Don't forget your crampons for this summer 'run'
In tiny Seward, Alaska, the grueling Mount Marathon Race is a century-long July tradition.
Long before the concept of "extreme sports" was a gleam in a marketing executive's eye, this little town on the Gulf of Alaska began staging a mountain contest that tests muscles, hearts, and backsides.
Every July 4, Seward hosts the Mount Marathon Race, an Alaskan phenomenon that, after nearly a century, is starting to draw national attention. Touted as the nation's second-oldest running race (after the Boston Marathon), Seward's event is actually no marathon. It is a 3.5-mile scramble up and down 3,022-foot Mount Marathon, one of a sea of rugged, snowcapped peaks that surround the port town. After sprinting to the mountain's base, racers pull themselves up cliffs to ascend a seemingly vertical slope, then hurl themselves back to sea level over loose shale, jutting rocks, and icy waterfalls.
"It's, for me, 40 minutes of absolute pain and agony of going up," says perennial women's champion Nina Kemppel of Anchorage. Then the descent: "Your legs are shaky, your eyes are watery and you can barely focus on the next object."
In many ways, Seward is a postcard setting for a small-town Fourth of July: with clapboard houses, picket fences, and more flags and patriotic signs than usual this year. In the blocked-off downtown streets, where booths dispense halibut tacos, gun-safety locks, and environmentalist literature, a carnival atmosphere reigns. Festivities include a parade and a fireworks display, though viewers have to strain to see it against a sky that, at this latitude, is still light at midnight.
But it is Mount Marathon that makes Seward's Fourth unique and each year swells the population of 2,500 by a factor of 10.
As an organized event, the race has been held since 1915. It skipped a few years, so Thursday's race was the 75th. But according to legend, it originated with a 1909 barroom wager: One man bet another that he could get to the summit and back in an hour. He missed by two minutes.
Among Alaskans, the race is probably the most highly regarded sporting event, with the greatest number of spectators, after the Iditarod Trail Sled Dog Race.
So says Ms. Kemppel, a four-time Olympian who has just retired after a career as one of the most successful members of the US cross-country ski team. On the ski circuit, she was known as the top American woman, but at home she is more famous for her prowess in Seward.
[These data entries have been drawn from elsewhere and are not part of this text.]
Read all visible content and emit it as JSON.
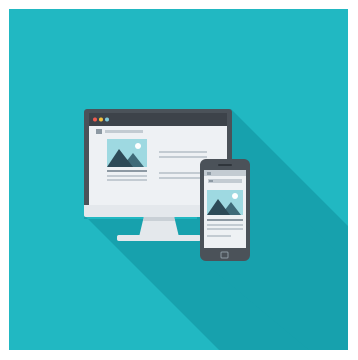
{
  "illustration": {
    "subject": "responsive-web-design-icon",
    "devices": [
      "desktop-monitor",
      "smartphone"
    ],
    "colors": {
      "background": "#21b8c2",
      "long_shadow": "#17a1ad",
      "monitor_frame": "#4b5259",
      "monitor_stand": "#e4e8ec",
      "stand_shade": "#c9d0d6",
      "browser_bar": "#3d434a",
      "screen": "#eef1f4",
      "image_bg": "#9ed9e1",
      "mountain": "#2d4a57",
      "mountain_light": "#3f6a78",
      "sun": "#ffffff",
      "text_line": "#c3cbd2",
      "text_dark": "#8d99a3",
      "dot_red": "#ef5b50",
      "dot_yellow": "#f4c13c",
      "dot_green": "#7fc8d8",
      "phone_body": "#4b5259"
    }
  }
}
"I would say that probably in Alaska, I'm better known for Mount Marathon. People come up to me and say, 'Aren't you that runner?' I'm not a runner who skis. I'm actually a skier who runs," she says.
Kemppel first ran Mount Marathon in 1993, in defiance of her coaches. She finished second that year, but has won every year since then. On Thursday she captured a record eighth consecutive title.
Because of course constraints, the race has been split since 1985 into separate events for men, women, and juniors. No more than 300 runners are allowed in each event. That means, for some, that entering the race is almost as much of an ordeal as competing in it.
Race veterans were able to register this year in February. Others had two options: take their chances on a lottery in which hundreds of applicants were turned away, or bid for one of the handful of spots auctioned off the night before the race, with proceeds earmarked for charity. Would-be runners jammed the local high school gym on Wednesday night, offering up to $920 for a position.
Coping with the crush of entrants including an increasing number from outside Alaska is an annual challenge, says Helen Marrs, executive director of the Seward Chamber of Commerce, the race organizer. This year, the chamber ceased accepting walk-in entries. Too many Mount Marathon hopefuls had taken to camping outside the office in the March chill, waiting for the morning when the application period opened.
"It just turned into a mob scene out there," Ms. Marrs says.